What are your thoughts on the current climate regarding the pandemic and how you see it affecting the outdoor industry, both in the short and long term?

For the outdoor industry, this pandemic has had some really positive effects. Even though many of us aren’t able to travel, it’s allowed many people to explore their own neighborhoods. Simple things like walking, biking and running within our own towns are all recreational activities that a lot of us struggle to find time in our day to do. Many of the local bike shops in my town ended up selling out of bikes due to high demand which was awesome for small businesses, but also great that people were getting into biking. Kayaking also became really popular this summer, which is another awesome activity that can be done with friends and family.

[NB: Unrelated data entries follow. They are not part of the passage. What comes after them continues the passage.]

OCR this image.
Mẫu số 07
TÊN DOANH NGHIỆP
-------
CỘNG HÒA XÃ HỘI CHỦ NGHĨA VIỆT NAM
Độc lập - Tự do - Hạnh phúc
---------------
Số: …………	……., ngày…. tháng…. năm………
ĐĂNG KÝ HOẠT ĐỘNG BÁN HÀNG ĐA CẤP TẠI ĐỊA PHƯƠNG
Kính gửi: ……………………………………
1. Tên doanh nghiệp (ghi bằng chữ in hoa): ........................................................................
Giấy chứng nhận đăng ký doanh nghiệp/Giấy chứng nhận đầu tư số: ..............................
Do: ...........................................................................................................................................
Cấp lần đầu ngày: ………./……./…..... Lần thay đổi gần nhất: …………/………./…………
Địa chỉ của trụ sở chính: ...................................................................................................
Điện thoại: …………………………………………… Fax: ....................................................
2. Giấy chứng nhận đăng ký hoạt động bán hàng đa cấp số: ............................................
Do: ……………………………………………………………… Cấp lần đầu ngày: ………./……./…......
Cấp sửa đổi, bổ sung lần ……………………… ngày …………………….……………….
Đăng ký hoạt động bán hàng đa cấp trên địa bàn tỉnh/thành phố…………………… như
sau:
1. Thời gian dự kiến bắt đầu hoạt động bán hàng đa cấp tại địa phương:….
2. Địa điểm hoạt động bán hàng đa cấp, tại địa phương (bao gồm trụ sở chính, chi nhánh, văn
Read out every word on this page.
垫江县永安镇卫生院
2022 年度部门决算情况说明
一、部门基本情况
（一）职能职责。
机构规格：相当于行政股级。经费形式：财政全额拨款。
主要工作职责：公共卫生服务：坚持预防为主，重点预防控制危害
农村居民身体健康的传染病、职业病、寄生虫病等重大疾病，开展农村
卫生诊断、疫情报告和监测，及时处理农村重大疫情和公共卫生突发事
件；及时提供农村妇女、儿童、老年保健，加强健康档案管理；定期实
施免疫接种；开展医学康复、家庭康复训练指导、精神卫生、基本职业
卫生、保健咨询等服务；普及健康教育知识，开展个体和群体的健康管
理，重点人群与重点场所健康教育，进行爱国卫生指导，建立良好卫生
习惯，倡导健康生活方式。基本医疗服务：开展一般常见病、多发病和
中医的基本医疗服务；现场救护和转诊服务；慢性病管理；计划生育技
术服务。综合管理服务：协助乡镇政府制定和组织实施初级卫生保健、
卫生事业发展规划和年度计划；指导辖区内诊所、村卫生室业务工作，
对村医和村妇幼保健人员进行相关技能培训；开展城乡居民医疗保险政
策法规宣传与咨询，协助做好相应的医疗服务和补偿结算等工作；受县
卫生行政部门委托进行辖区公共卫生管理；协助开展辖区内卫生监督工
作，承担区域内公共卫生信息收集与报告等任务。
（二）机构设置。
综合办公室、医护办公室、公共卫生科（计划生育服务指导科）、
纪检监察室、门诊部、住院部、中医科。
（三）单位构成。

I really hope that people who got into new recreational actives continue to enjoy them years down the line, as well as educate themselves about how to recreate safely and follow guidelines like Leave No Trace, so that generations after us can continue to enjoy them in the environment that we are able to.

What is your advice for students who may be thinking about a career in the outdoor industry? Please share your experiences in the program and how they are helping to prepare you for a career after UNH.

For students who are thinking about UNH’s OLM program, take a class you’re interested in and see if you like it. Also just reaching out to a professor and getting to talk to them is another great way (to learn about the program). The program allows for students to really explore multiple different disciplines within recreation management, so there are plenty of classes to choose from such as event design, theory of outdoor education and recreation services for individuals with disabilities, along with electives like sea kayaking, canoeing, ski industry management and adventure therapy. I got into climbing before college and was really interested in it, so I took a climbing class at UNH, and I’m now on my fourth climbing-focused class. Being part of a program that has small classes allows you to talk to other students about what they plan to do with their degree and can give you some ideas as well as advice, which is incredibly helpful. The sense of community within the major, to me, is what really differentiates this program from others. In class, students are always willing to help you, whether it be something small like helping you light the backpacking stove, or cheering you on as you’re climbing up a wall. It’s always positive and welcoming. For me, that’s what brought me into the program. One of the main things I will remember about college is the amazing community I have found in the OLM program.